Fixed-Income Managers Look to Crack the Code of Model-Delivered Accounts
April 5, 2021 — Boston
Fixed-income managers have been unable to enjoy distribution through model-delivered separate accounts, although exceptions exist among a few distribution partners that have deep relationships with counterparties
While fixed income is an important asset class in the separate account space, it represents less than 5% of model-delivered accounts, according to the latest Cerulli Edge—U.S. Managed Accounts Edition.
The way bonds are traded makes it difficult for an asset manager to deliver a bond portfolio to a broker/dealer (B/D) in a model format. “Low-grade corporate, emerging market, and municipal issues trade infrequently, whereas the average daily trading volume of many stocks numbers in the tens of millions of dollars,” says Tom O’Shea, director. When an asset manager sends a set of equity tickers to an overlay portfolio manager (OPM) at a large B/D, there is usually sufficient liquidity for the B/D to send the trade straight to the market. In contrast, if the asset manager were to send CUSIPs for a municipal bond to the B/D, the OPM would have to enter the bond market and post bid or ask prices for the bond and wait for a buyer or seller to emerge.
Additionally, fixed-income trading still depends upon human networks. Stocks are usually traded through electronic networks that execute trades within seconds. Bonds, on the other hand, are traded through buyers and sellers with long-established relationships that facilitate negotiation. “Fixed-income asset managers typically have deep sell-side relationships, developed over years, that allow them to buy and sell bonds at institutional-level pricing that is unavailable to an investor buying through a retail overlay portfolio manager,” remarks O’Shea.

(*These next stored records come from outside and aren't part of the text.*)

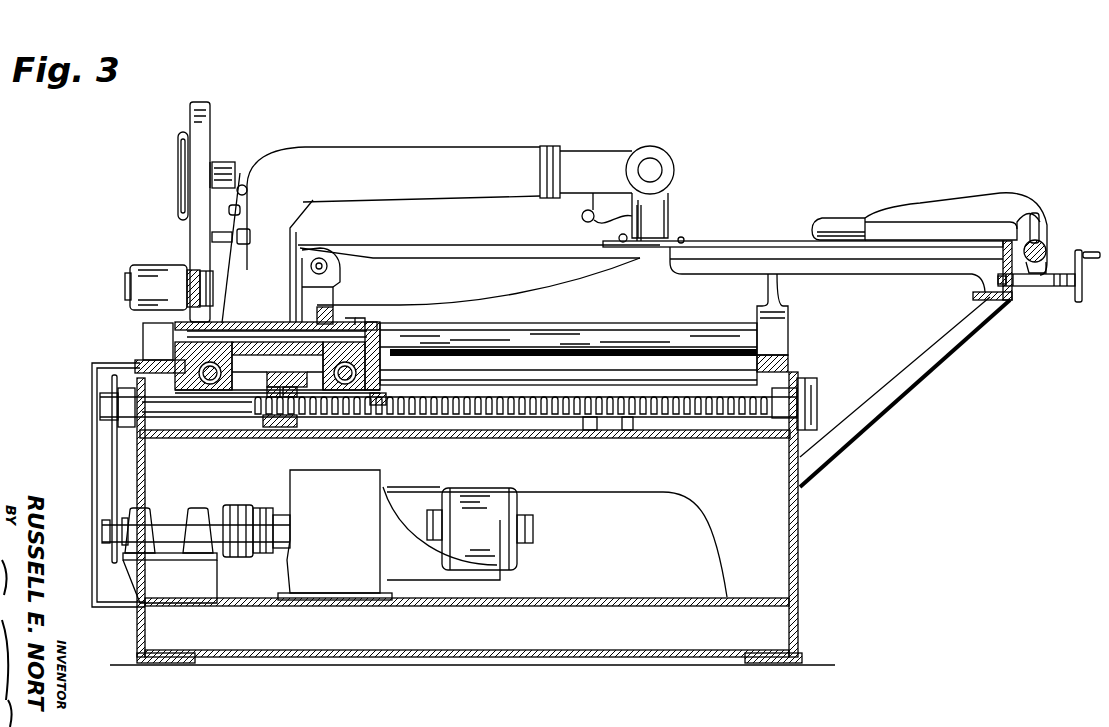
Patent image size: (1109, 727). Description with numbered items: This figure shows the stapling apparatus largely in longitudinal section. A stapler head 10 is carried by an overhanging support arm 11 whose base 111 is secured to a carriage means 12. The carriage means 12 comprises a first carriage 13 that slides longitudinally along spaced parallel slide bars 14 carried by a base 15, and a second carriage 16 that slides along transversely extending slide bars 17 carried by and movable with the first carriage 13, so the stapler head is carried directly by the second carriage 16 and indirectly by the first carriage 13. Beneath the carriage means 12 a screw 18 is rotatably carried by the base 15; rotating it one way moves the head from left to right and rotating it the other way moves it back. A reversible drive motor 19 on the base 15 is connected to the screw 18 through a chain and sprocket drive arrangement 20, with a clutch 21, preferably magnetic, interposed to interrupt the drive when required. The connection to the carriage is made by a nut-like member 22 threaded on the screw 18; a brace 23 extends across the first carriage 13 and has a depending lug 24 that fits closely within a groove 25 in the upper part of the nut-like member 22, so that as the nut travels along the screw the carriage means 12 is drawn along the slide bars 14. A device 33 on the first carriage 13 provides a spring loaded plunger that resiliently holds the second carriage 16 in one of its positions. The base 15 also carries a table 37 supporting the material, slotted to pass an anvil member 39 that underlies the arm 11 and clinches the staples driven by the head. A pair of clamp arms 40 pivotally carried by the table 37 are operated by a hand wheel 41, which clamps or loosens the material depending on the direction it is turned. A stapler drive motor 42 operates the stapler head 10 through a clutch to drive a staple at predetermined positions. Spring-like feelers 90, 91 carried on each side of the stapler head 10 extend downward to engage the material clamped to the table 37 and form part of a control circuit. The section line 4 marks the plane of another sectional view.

The section line 4- 4 is at (77, 403).
The stapler head 10 is at (673, 144).
The overhanging support arm 11 is at (452, 146).
The carriage means 12 is at (347, 317).
The first carriage 13 is at (355, 325).
The slide bars 14 is at (600, 340).
The base 15 is at (800, 534).
The second carriage 16 is at (273, 342).
The slide bars 17 is at (203, 393).
The screw 18 is at (581, 407).
The reversible drive motor 19 is at (478, 520).
The chain and sprocket drive arrangement 20 is at (107, 471).
The clutch 21 is at (240, 532).
The nut-like member 22 is at (273, 424).
The brace 23 is at (268, 372).
The depending lug 24 is at (253, 394).
The groove 25 is at (297, 392).
The device 33 is at (381, 404).
The table 37 is at (724, 239).
The anvil member 39 is at (450, 250).
The clamp arms 40 is at (887, 217).
The hand wheel 41 is at (1077, 298).
The stapler drive motor 42 is at (143, 270).
The feeler 90 is at (676, 236).
The feeler 91 is at (587, 222).
The base 111 is at (292, 256).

Despite these challenges, a limited number of firms are delivering model portfolios of fixed-income securities. The few asset managers that offer model-delivered bond portfolios do so through only the largest B/Ds. These B/Ds typically have trading desks with the same deep relationships with counterparties enjoyed by large fixed-income asset managers. These model portfolios are also limited to high-grade, highly liquid fixed-income securities.
Ultimately, Cerulli believes that fixed-income models will remain difficult to deliver in a model format. “The bond market is structured around the trading habits of large institutions,” notes O’Shea. “Due to the challenges related to trading and liquidity, it remains likely that fixed-income separately managed accounts will continue to be manager-traded aside from rare exceptions.” he concludes.